Over the past decades, video creation and distribution have become available to everyone. Moving from analog to digital recording devices has multiplied possible ways to create and distribute video. Whether you want to share your creativity and your creations on a physical medium (DVD) or via streaming, you should take a look at this chapter.

The chapter focuses on the compression/decompression file formats used by different cameras, video players, and editing software. A large variety of formats exist, some are current and still being used, others might have become obsolete, and you may never have even heard of them before. Most major media companies are members of the MPEG Consortium, so you might be familiar with the different versions of the MPEG format. But it is easy to be confused - MP3 is not version 3 of MPEG, for example, but a subchapter called "layer 3" of the "MPEG 1" standard.

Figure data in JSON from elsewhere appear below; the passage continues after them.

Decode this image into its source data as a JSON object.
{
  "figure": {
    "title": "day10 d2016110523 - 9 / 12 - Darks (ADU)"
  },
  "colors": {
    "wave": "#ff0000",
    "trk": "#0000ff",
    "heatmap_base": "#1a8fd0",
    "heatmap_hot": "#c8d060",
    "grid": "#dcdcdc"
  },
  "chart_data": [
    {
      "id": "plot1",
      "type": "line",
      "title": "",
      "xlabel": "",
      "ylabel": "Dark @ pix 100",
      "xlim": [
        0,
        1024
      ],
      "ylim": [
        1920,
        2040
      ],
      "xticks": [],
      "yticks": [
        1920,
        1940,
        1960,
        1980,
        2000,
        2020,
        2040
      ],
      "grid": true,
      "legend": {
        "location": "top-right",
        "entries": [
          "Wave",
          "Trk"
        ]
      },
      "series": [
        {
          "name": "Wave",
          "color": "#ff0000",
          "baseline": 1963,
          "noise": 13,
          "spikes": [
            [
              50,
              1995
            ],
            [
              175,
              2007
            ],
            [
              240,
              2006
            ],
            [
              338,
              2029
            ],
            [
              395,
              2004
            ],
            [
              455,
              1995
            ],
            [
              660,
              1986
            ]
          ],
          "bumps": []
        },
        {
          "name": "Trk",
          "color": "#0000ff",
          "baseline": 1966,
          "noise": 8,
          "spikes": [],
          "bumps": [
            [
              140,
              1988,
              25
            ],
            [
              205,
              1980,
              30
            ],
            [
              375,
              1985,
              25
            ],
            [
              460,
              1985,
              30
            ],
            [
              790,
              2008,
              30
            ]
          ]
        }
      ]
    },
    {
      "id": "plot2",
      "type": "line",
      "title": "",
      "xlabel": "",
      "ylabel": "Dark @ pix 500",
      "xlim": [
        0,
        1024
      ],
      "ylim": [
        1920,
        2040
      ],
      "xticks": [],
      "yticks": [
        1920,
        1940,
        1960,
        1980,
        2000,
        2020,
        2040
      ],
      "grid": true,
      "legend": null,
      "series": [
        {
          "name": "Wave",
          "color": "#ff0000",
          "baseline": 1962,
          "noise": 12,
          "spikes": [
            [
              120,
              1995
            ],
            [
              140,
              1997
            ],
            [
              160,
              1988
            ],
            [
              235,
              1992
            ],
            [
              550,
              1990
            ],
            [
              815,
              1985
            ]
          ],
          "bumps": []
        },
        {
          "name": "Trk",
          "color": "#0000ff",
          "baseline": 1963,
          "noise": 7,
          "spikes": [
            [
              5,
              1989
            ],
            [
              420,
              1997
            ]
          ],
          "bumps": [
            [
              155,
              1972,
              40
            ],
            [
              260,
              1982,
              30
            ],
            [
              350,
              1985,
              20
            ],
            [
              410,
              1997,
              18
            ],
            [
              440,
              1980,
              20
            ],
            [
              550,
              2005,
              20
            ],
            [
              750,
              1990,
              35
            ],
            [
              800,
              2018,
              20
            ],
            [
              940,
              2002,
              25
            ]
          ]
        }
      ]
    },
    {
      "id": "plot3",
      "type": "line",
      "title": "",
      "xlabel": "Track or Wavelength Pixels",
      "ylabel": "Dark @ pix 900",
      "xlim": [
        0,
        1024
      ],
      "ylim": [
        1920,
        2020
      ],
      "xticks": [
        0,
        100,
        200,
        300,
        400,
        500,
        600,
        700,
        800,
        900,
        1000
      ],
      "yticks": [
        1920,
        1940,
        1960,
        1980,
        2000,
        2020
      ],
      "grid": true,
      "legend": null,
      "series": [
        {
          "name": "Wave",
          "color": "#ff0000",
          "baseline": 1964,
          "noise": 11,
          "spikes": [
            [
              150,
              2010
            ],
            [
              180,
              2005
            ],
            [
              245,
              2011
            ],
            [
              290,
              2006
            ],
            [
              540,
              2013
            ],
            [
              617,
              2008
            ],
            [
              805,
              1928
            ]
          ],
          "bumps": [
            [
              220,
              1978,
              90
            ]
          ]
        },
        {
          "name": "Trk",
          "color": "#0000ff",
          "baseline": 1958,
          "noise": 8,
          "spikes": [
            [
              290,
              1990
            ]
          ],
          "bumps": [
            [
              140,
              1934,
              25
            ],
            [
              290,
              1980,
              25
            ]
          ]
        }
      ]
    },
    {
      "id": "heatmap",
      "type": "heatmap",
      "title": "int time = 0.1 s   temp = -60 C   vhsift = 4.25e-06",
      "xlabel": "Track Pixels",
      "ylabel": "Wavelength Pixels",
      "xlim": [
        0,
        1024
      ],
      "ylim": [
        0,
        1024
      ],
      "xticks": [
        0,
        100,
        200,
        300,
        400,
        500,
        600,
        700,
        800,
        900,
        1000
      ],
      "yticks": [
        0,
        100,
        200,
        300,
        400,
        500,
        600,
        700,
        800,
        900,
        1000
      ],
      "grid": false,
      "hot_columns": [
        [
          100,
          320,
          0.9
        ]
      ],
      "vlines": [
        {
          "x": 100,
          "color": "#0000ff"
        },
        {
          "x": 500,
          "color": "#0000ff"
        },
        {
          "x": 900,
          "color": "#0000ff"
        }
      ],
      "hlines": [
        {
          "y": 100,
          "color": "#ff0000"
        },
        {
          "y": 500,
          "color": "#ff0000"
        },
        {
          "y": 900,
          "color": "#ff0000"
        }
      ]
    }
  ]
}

We compare and contrast two tools. One is called VLC, an open-source cross-platform multimedia player and framework, which can also stream audio and video in a number of formats. The second is FFmpeg, an open source cross-platform solution to record, convert and stream audio and video. While VLC has a graphical user interface (GUI), FFmpeg uses a command-line interface, i.e. a text-base interface where the users enters commands. As a developer, you are already familiar with text-based interfaces and can draw on this experience as you work with open video. If you have never used a command-line interface, this is your chance to try it out and find out more about the code work underlying file compression.